Aku terbangun.
Kereta sudah
mencapai kota Jogyakarta. Waktu menunjukkan pukul sebelas malam. Para penumpang
segera bergegas menuju pintu keluar.
Termasuk dua penumpang di depanku, sepasang Lansia yang tadi membuatku
terbawa perasaan.
Dengan langkah
malas-malasan aku mulai keluar dari kereta.
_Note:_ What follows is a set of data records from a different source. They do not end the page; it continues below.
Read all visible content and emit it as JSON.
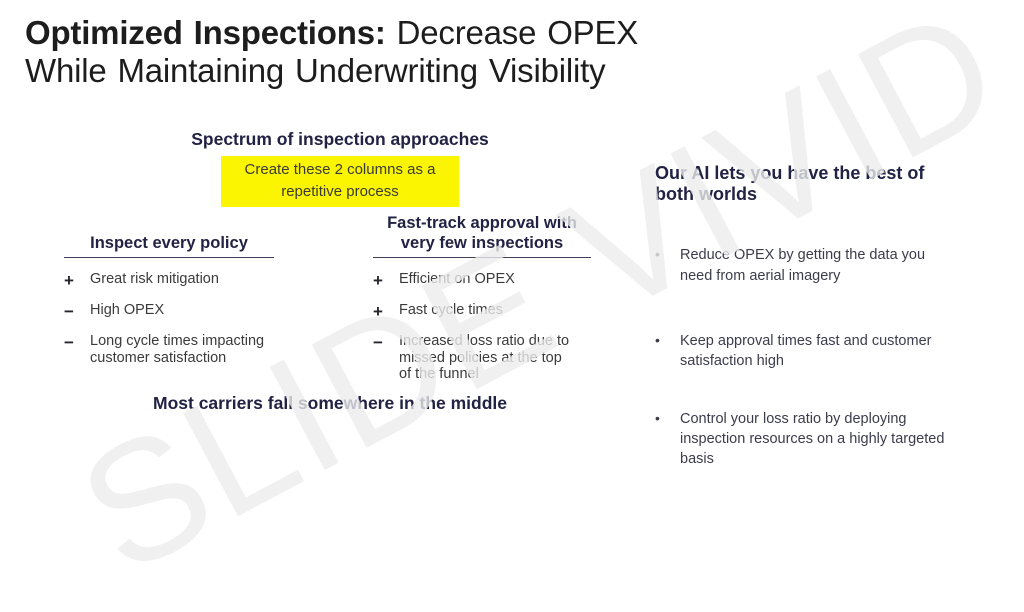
{
  "watermark": {
    "text": "SLIDE VIVID"
  },
  "title": {
    "lead_bold": "Optimized Inspections:",
    "lead_rest": " Decrease OPEX",
    "line2": "While Maintaining Underwriting Visibility"
  },
  "spectrum": {
    "heading": "Spectrum of inspection approaches",
    "sticky_note": {
      "lines": [
        "Create these 2 columns as a",
        "repetitive process"
      ]
    },
    "columns": [
      {
        "heading_lines": [
          "Inspect every policy"
        ],
        "items": [
          {
            "sign": "+",
            "lines": [
              "Great risk mitigation"
            ]
          },
          {
            "sign": "−",
            "lines": [
              "High OPEX"
            ]
          },
          {
            "sign": "−",
            "lines": [
              "Long cycle times impacting",
              "customer satisfaction"
            ]
          }
        ]
      },
      {
        "heading_lines": [
          "Fast-track approval with",
          "very few inspections"
        ],
        "items": [
          {
            "sign": "+",
            "lines": [
              "Efficient on OPEX"
            ]
          },
          {
            "sign": "+",
            "lines": [
              "Fast cycle times"
            ]
          },
          {
            "sign": "−",
            "lines": [
              "Increased loss ratio due to",
              "missed policies at the top",
              "of the funnel"
            ]
          }
        ]
      }
    ],
    "footer": "Most carriers fall somewhere in the middle"
  },
  "right_panel": {
    "heading_lines": [
      "Our AI lets you have the best of",
      "both worlds"
    ],
    "bullet_char": "•",
    "bullets": [
      {
        "lines": [
          "Reduce OPEX by getting the data you",
          "need from aerial imagery"
        ]
      },
      {
        "lines": [
          "Keep approval times fast and customer",
          "satisfaction high"
        ]
      },
      {
        "lines": [
          "Control your loss ratio by deploying",
          "inspection resources on a highly targeted",
          "basis"
        ]
      }
    ]
  },
  "colors": {
    "ink": "#1d1d1d",
    "navy": "#222244",
    "body-text": "#3b3b3b",
    "panel-text": "#3c3c4c",
    "highlight": "#fbf501",
    "underline": "#3f3f5a",
    "watermark": "#ededed"
  }
}
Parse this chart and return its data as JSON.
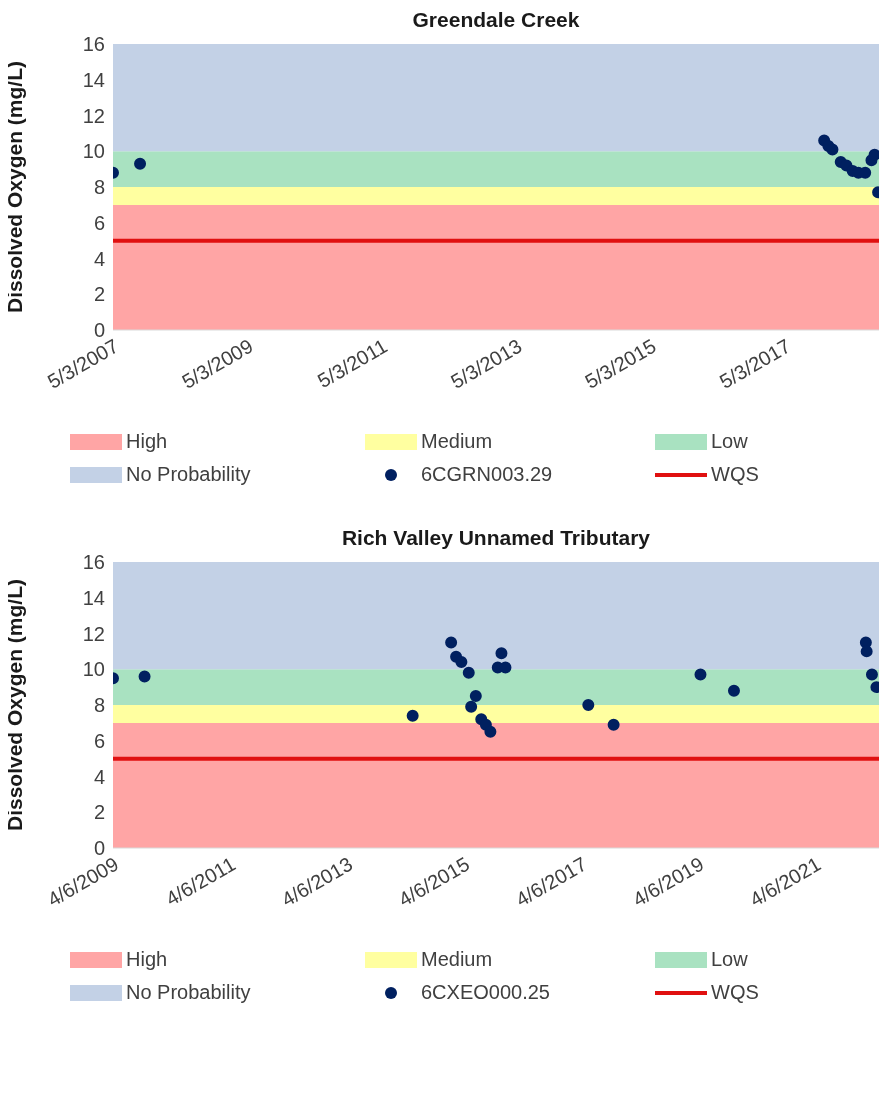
{
  "chart_data": [
    {
      "type": "scatter",
      "title": "Greendale Creek",
      "ylabel": "Dissolved Oxygen (mg/L)",
      "xlim": [
        "2007-05-03",
        "2018-09-25"
      ],
      "xticks": [
        {
          "value": "2007-05-03",
          "label": "5/3/2007"
        },
        {
          "value": "2009-05-03",
          "label": "5/3/2009"
        },
        {
          "value": "2011-05-03",
          "label": "5/3/2011"
        },
        {
          "value": "2013-05-03",
          "label": "5/3/2013"
        },
        {
          "value": "2015-05-03",
          "label": "5/3/2015"
        },
        {
          "value": "2017-05-03",
          "label": "5/3/2017"
        }
      ],
      "ylim": [
        0,
        16
      ],
      "yticks": [
        0,
        2,
        4,
        6,
        8,
        10,
        12,
        14,
        16
      ],
      "series": [
        {
          "name": "6CGRN003.29",
          "color": "#002060",
          "x": [
            "2007-05-03",
            "2007-09-27",
            "2017-12-01",
            "2017-12-24",
            "2018-01-15",
            "2018-03-01",
            "2018-04-01",
            "2018-05-05",
            "2018-06-05",
            "2018-07-12",
            "2018-08-15",
            "2018-09-01",
            "2018-09-20"
          ],
          "values": [
            8.8,
            9.3,
            10.6,
            10.3,
            10.1,
            9.4,
            9.2,
            8.9,
            8.8,
            8.8,
            9.5,
            9.8,
            7.7
          ]
        }
      ],
      "bands": [
        {
          "axis": "y",
          "from": 0,
          "to": 7,
          "label": "High",
          "color": "#ffa5a5"
        },
        {
          "axis": "y",
          "from": 7,
          "to": 8,
          "label": "Medium",
          "color": "#ffffa0"
        },
        {
          "axis": "y",
          "from": 8,
          "to": 10,
          "label": "Low",
          "color": "#a9e2c1"
        },
        {
          "axis": "y",
          "from": 10,
          "to": 16,
          "label": "No Probability",
          "color": "#c3d1e6"
        }
      ],
      "ref_lines": [
        {
          "axis": "y",
          "value": 5,
          "label": "WQS",
          "color": "#e01010"
        }
      ],
      "marker": "circle",
      "grid": false,
      "legend": "bottom"
    },
    {
      "type": "scatter",
      "title": "Rich Valley Unnamed Tributary",
      "ylabel": "Dissolved Oxygen (mg/L)",
      "xlim": [
        "2009-04-06",
        "2022-05-08"
      ],
      "xticks": [
        {
          "value": "2009-04-06",
          "label": "4/6/2009"
        },
        {
          "value": "2011-04-06",
          "label": "4/6/2011"
        },
        {
          "value": "2013-04-06",
          "label": "4/6/2013"
        },
        {
          "value": "2015-04-06",
          "label": "4/6/2015"
        },
        {
          "value": "2017-04-06",
          "label": "4/6/2017"
        },
        {
          "value": "2019-04-06",
          "label": "4/6/2019"
        },
        {
          "value": "2021-04-06",
          "label": "4/6/2021"
        }
      ],
      "ylim": [
        0,
        16
      ],
      "yticks": [
        0,
        2,
        4,
        6,
        8,
        10,
        12,
        14,
        16
      ],
      "series": [
        {
          "name": "6CXEO000.25",
          "color": "#002060",
          "x": [
            "2009-04-06",
            "2009-10-20",
            "2014-05-20",
            "2015-01-15",
            "2015-02-15",
            "2015-03-20",
            "2015-05-05",
            "2015-05-20",
            "2015-06-18",
            "2015-07-22",
            "2015-08-20",
            "2015-09-17",
            "2015-11-02",
            "2015-11-25",
            "2015-12-20",
            "2017-05-20",
            "2017-10-25",
            "2019-04-20",
            "2019-11-15",
            "2022-02-15",
            "2022-02-20",
            "2022-03-25",
            "2022-04-22"
          ],
          "values": [
            9.5,
            9.6,
            7.4,
            11.5,
            10.7,
            10.4,
            9.8,
            7.9,
            8.5,
            7.2,
            6.9,
            6.5,
            10.1,
            10.9,
            10.1,
            8.0,
            6.9,
            9.7,
            8.8,
            11.5,
            11.0,
            9.7,
            9.0
          ]
        }
      ],
      "bands": [
        {
          "axis": "y",
          "from": 0,
          "to": 7,
          "label": "High",
          "color": "#ffa5a5"
        },
        {
          "axis": "y",
          "from": 7,
          "to": 8,
          "label": "Medium",
          "color": "#ffffa0"
        },
        {
          "axis": "y",
          "from": 8,
          "to": 10,
          "label": "Low",
          "color": "#a9e2c1"
        },
        {
          "axis": "y",
          "from": 10,
          "to": 16,
          "label": "No Probability",
          "color": "#c3d1e6"
        }
      ],
      "ref_lines": [
        {
          "axis": "y",
          "value": 5,
          "label": "WQS",
          "color": "#e01010"
        }
      ],
      "marker": "circle",
      "grid": false,
      "legend": "bottom"
    }
  ]
}
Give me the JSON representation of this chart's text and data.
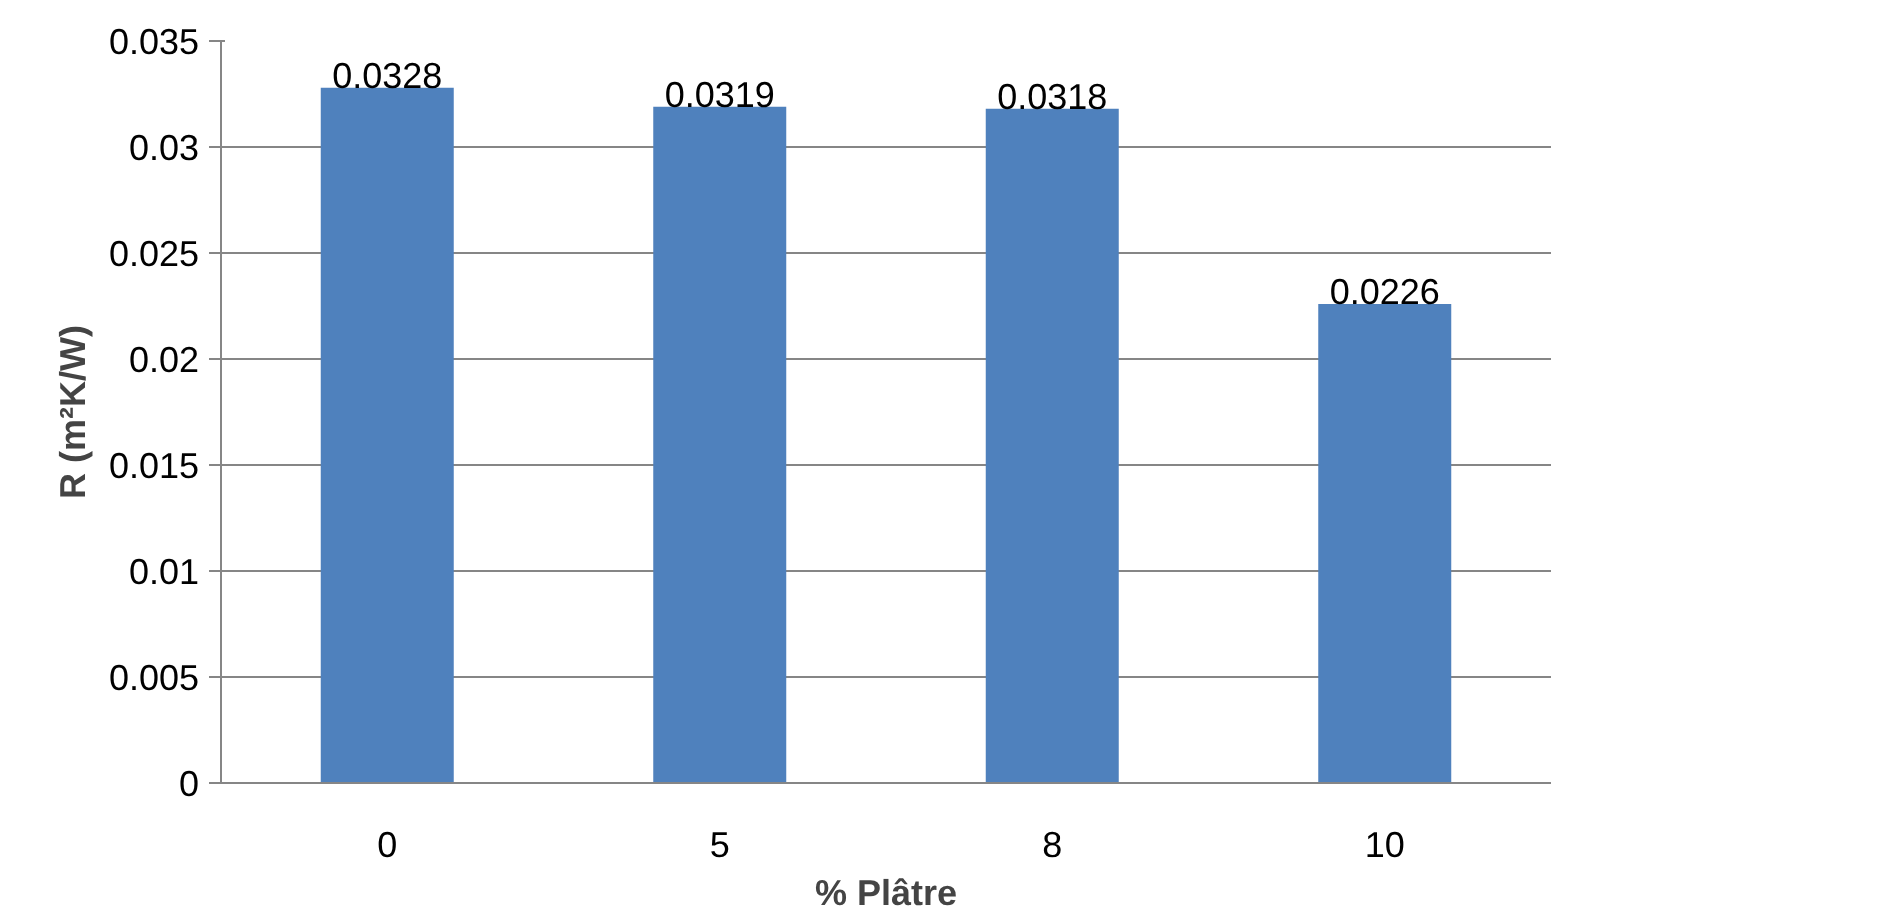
{
  "chart_data": {
    "type": "bar",
    "xlabel": "% Plâtre",
    "ylabel": "R (m²K/W)",
    "categories": [
      "0",
      "5",
      "8",
      "10"
    ],
    "values": [
      0.0328,
      0.0319,
      0.0318,
      0.0226
    ],
    "color": "#4f81bd",
    "ylim": [
      0,
      0.035
    ],
    "yticks": [
      0,
      0.005,
      0.01,
      0.015,
      0.02,
      0.025,
      0.03,
      0.035
    ],
    "grid": "y",
    "data_labels": true
  }
}
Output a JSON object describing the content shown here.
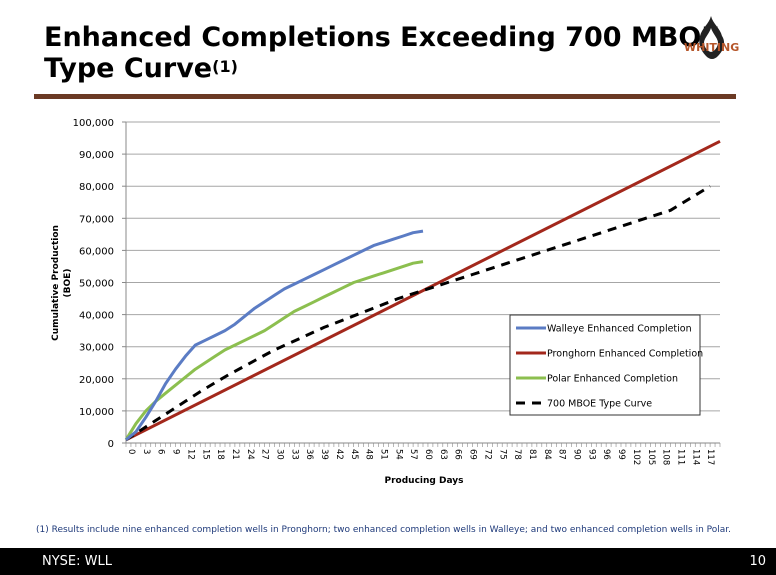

Hawa kota Yogyakarta terasa segar
menyentuh pipi, hidung dan daguku. Ah,
andai saja bukan angin yang menyentuh tubuhku kali ini, pasti akan terasa
membahagiakan kalbuku. Andai saja ADI yang menjemputku, betapa sempurna kisahku
kali ini. But …
Wake up, Love!
Tak ada yang
kau harapkan di kota ini. Kota ini
bukanlah kota pelarian jiwa. Kota ini
bukanlah tempat kau membuang segala sampah-sampah permasalahan yang tengah
membelitmu. Kota ini bukanlah kota
dimana ada hati yang sedang kau tuju. Kau
pria tua yang kesepian, kan LOV!
C’mon, kau
akui saja.
Kau sudah tua.
Kau sudah
renta.
Kau sudah
lelah.
Bisamu hanya
merana.
Ya, selamat merana
di kota ini, LOV!
*
Aku duduk
sejenak di kursi penumpang. Ku otak atik hapeku. Siapa tahu
ada teman yang bisa kuhubungi di sini?
Kucoba membuka grindr. Siapa tahu
ada lelaki gay yang pernah aku kenal.
Setahuku ada beberapa temanku yang merantau ke kota ini. Nyatanya tak ada yang kukenali di sini. Yang muncul adalah wajah-wajah tampan dan
kekar dengan tarif yang pasti mencekik leher.
Ah, aku sedang
tak butuh kucing.
Pelayanan
kucing bukanlah solusiku saat ini. Sebaiknya
aku sendiri saja, membunuh sepi dengan
banyak merenung, banyak bersyukur dan mengingat kebaikan-kebaikan
Tuhan. Sesungguhnya saya sadar
sesadar-sadarnya bahwa hanya dengan mengingat Tuhanlah hati kita menjadi
tenang.
Berkahi saya
Tuhan.
Beri saya
kekuatan.
Beri saya
keimanan.
Beri saya
kemampuan untuk hidup.
Beri saya
keteguhan menjalani hari-hari ke depan.
Dan lagi-lagi aku
harus mengusap air mata.
Kucoba
mengusir sepi dengan memutar lagu untuk
menenangkan hatiku. Yang tertuju malah
lagu-lagu Coldplay yang bernuansa gelap.
Membuatku hatiku kian gelap.
Hitam. Gelap. Suram. Entah kenapa
kota Yogyakarta jadi sesuram ini.
Hoam.
Aku mulai
mengantuk dan aku memutuskan untuk segera menginap saja di penginapan yang
bertebaran di dekat-dekat stasiun. Aku
mulai browsing. Mencari hotel-hotel
dengan harga murah. Toh aku hanya akan
meletakkan tasku, mandi, buka tasku, merokok dan mulai merenung sepanjang
malam. Hingga pagi, mungkin.
“Bade ten
pundi pak?” sapa seseorang mengagetkanku.
Lelaki muda
berseragam biru tua tiba-tiba saja ada di dekatku. Mungkin dia Hansip, Kamra, Tukang Parkir atau
Pol PP dan sejenisnya. Tubuhnya tinggi,
agak gempal dengan senyum yang garing.
“Anu mas. Mau
nyari hotel”
“Dereng
bukingan to Pak?”
“Dereng, mas.
Maaf, mas kerja disini?”
“Kulo nyambi,
pak. Niki wau saking kantor”
“Maaf, kalau gak keberatan, mas bisa nganter saya?”
“Kemana pak?”
“Nyari hotel
murah. Tahu tempatnya?”
“Nggih pak.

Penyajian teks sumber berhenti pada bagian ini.